Weird behaviour in evaluating spaces in string in bash

Question

I have the following string in bash

pseed="  0  0  0 45 46 78 99100" #there is 2 spaces between 2 zeros

My string contains a number in each bloc of 3 charachters. if the number < 100 then the number is padded with spaces.
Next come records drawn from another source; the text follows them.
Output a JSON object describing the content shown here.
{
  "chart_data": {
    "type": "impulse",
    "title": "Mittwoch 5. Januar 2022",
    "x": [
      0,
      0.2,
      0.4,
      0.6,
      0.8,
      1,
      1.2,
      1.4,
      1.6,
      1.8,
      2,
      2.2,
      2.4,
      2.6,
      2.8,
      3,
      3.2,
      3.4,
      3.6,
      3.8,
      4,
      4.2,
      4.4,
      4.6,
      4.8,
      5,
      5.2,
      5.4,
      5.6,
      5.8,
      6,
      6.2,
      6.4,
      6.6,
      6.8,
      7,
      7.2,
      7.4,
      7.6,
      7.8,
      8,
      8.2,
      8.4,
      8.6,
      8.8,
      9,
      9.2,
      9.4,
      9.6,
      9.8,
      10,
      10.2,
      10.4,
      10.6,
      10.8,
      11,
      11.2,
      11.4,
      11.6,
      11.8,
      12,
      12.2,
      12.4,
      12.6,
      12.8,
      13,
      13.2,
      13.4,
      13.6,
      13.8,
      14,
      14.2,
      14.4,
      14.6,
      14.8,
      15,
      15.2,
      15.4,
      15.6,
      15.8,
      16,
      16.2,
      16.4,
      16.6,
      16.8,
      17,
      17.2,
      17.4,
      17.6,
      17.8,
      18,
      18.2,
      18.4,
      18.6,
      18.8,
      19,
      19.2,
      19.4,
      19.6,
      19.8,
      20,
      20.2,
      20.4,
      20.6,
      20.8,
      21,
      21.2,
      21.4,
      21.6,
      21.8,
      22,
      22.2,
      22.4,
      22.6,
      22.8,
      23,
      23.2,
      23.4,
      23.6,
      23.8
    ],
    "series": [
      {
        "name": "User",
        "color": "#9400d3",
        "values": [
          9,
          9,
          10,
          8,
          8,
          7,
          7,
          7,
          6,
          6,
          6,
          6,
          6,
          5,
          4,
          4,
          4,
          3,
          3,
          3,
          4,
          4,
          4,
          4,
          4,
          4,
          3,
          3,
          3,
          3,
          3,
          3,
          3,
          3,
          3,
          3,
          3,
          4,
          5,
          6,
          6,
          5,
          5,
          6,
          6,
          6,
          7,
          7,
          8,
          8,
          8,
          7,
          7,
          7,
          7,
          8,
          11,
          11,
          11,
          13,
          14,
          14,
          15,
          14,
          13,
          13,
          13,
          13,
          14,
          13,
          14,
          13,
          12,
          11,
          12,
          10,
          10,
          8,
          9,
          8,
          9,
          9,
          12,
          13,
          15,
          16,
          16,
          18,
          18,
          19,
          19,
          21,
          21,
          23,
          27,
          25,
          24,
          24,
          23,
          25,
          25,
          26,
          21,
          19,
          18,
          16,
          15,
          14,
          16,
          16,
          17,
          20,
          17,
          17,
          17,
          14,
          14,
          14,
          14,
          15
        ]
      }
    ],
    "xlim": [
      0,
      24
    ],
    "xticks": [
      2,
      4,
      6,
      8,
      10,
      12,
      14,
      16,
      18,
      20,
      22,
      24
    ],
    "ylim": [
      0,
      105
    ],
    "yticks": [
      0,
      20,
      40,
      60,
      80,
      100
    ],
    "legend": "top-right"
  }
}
And I want to extract all numbers with a common format ${pseed:3*i:3} and I want to use this format in a while loop

when I want to display the first 0 with:

$echo ${pseed:0:3}
0

I get a 0 as expected

but when I dsplay the second 0 with

$echo ${pseed:3:6}
0 0

I get 0 0 and it's unexpected.

What's happening?

I remarked that when displaying:

$pseed="  0  0  0  0"
$echo $pseed
0 0 0 0

there is only one space between zeros.

How to avoid a such behaviour in bash?

Answer 1

You need to quote your variable expansion to prevent arbitrary runs of whitespace from being treated as a single word separator.

$ pseed="  0  0  0 45 46 78 99100"
$ echo x${pseed:3:6}x
x 0 0x
$ echo "x${pseed:3:6}x"
x  0  0x

A bash extension to the read built-in command makes it a little easier to extract fixed-width fields from a string:

arr=()
while read -n 3 num; do   # -n 3: read 3 characters at a time
    arr+=($num)
done <<< "$pseed"         # Quote to preserve whitespace

Answer 2

From documentation available here:

${string:position:length}

Extracts $length characters of substring from $string at $position.

I believe what you should be trying to echo is ${pseed:3:3} to get a single 0.

As for the second part of the question, echo sees 4 parameters and prints them out with a single space in between. In order to preserve the whitespace, you need to use echo "$pseed".